Aux termes de cet acte, M. [X] [M] s’est porté caution personnelle et solidaire de la société LGayet auprès du Crédit Lyonnais dans la double limite de 65 % des sommes dues par l’emprunteur et de 93 829,57 euros augmentée des intérêts, pénalités et intérêts de retards.
Par jugement du 13 octobre 2016, le tribunal de commerce de Paris a prononcé la liquidation judiciaire de la société Lgayet.
Par courrier en date du 18 novembre 2016, la société Le Crédit Lyonnais – LCL a déclaré sa créance à titre privilégié, entre les mains du mandataire liquidateur pour une somme totale de 110 186,29 euros.
Par courrier recommandé avec accusé de réception du 18 novembre 2016, la société Le Crédit Lyonnais – LCL a adressé à M. [X] [M] en sa qualité de caution, une mise en demeure d’avoir à régler les sommes pour lesquelles il s’était engagé.
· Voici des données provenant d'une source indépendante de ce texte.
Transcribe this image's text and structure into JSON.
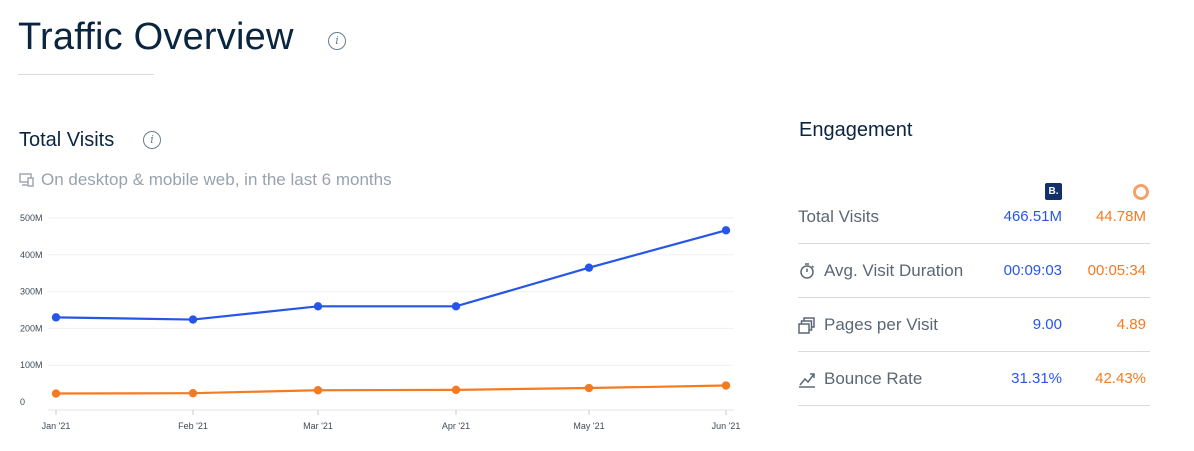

Par contrat de cession de créance en date du 6 juillet 2017, le Crédit Lyonnais ' LCL a cédé la créance qu’il détenait à l’encontre de M. [X] [M] au profit de la société Intrum Justitia Debt Finance AG, devenue Intrum Debt Finance AG.
Par courrier du 3 novembre 2017, la SELARL Actis Mandataires Judiciaires, a adressé un courrier à la société Intrum Corporate mandataire de la société Intrum Debt Finance AG venant aux droits de la société Le Crédit Lyonnais – LCL, l’informant de la clôture pour insuffisance d’actif de la société LGayet et lui a adressé un certificat d’irrecouvrabilité.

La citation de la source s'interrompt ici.